If you are given an array {1, 1, 0, 0, 1} then you will have to return the count of maximum one’s you can obtain by flipping anyone chosen sub-array at most once, so here you will clearly choose sub-array from the index 2 to 3 and then flip it's bits. So, the final array comes out to be {1, 1, 1, 1, 1} which contains five ones and so you will return 5.
The first line of input consists of a single integer T denoting the total number of the test case.
The first line of each test case contains an integer N, which represents the array's size.
The second line of each test case contains N space-separated integers representing the array elements accordingly.
For each test case, return a single integer representing the maximum number of 1's you can have in the array after at most one flip operation.

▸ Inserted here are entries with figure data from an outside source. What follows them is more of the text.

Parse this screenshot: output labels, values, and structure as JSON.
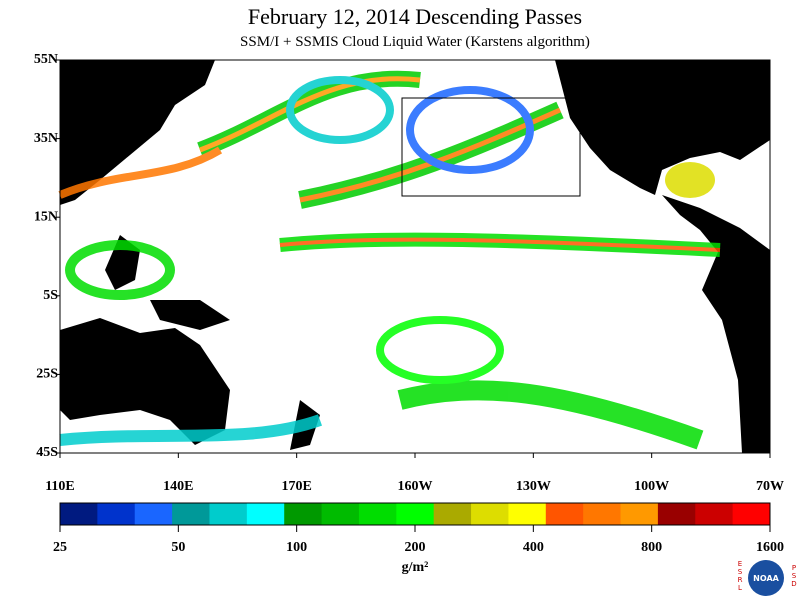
{
  "header": {
    "title": "February 12, 2014  Descending Passes",
    "subtitle": "SSM/I + SSMIS Cloud Liquid Water (Karstens algorithm)"
  },
  "map": {
    "lat_labels": [
      "55N",
      "35N",
      "15N",
      "5S",
      "25S",
      "45S"
    ],
    "lon_labels": [
      "110E",
      "140E",
      "170E",
      "160W",
      "130W",
      "100W",
      "70W"
    ]
  },
  "colorbar": {
    "ticks": [
      25,
      50,
      100,
      200,
      400,
      800,
      1600
    ],
    "unit": "g/m²",
    "log_base": 2,
    "colors": [
      "#001a80",
      "#0033cc",
      "#1a66ff",
      "#009999",
      "#00cccc",
      "#00ffff",
      "#009900",
      "#00bb00",
      "#00dd00",
      "#00ff00",
      "#aaaa00",
      "#dddd00",
      "#ffff00",
      "#ff5500",
      "#ff7700",
      "#ff9900",
      "#990000",
      "#cc0000",
      "#ff0000"
    ]
  },
  "logo": {
    "left": "ESRL",
    "center": "NOAA",
    "right": "PSD"
  }
}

You don’t have to print anything; it has already been taken care of. Just implement the given function.
1 <= T = 100
1 <= N <= 10^4
0 <= ARR[i] <= 1
Time Limit: 1 sec
The idea is to check for all the possible subarrays and inside each subarray, check for the highest value of the difference between the count for zeroes and ones for this. Let’s consider this highest difference to be MAX and initialize it to zero so formally MAX = count of zeroes in that subarray - count of ones in the same subarray.
This problem can be interpreted as a version of Kadane's algorithm.
Actually, we want to consider a subarray that maximizes the difference between the count of ones and zeroes. If we change 1s to -1 and change 0 to 1, then the sum of values will give us the maximum difference between the counts(MAX). So, we have to find a subarray with the maximum sum, which can be done by Kadane’s Algorithm. Finally, we return the MAX plus count of ones in the original array.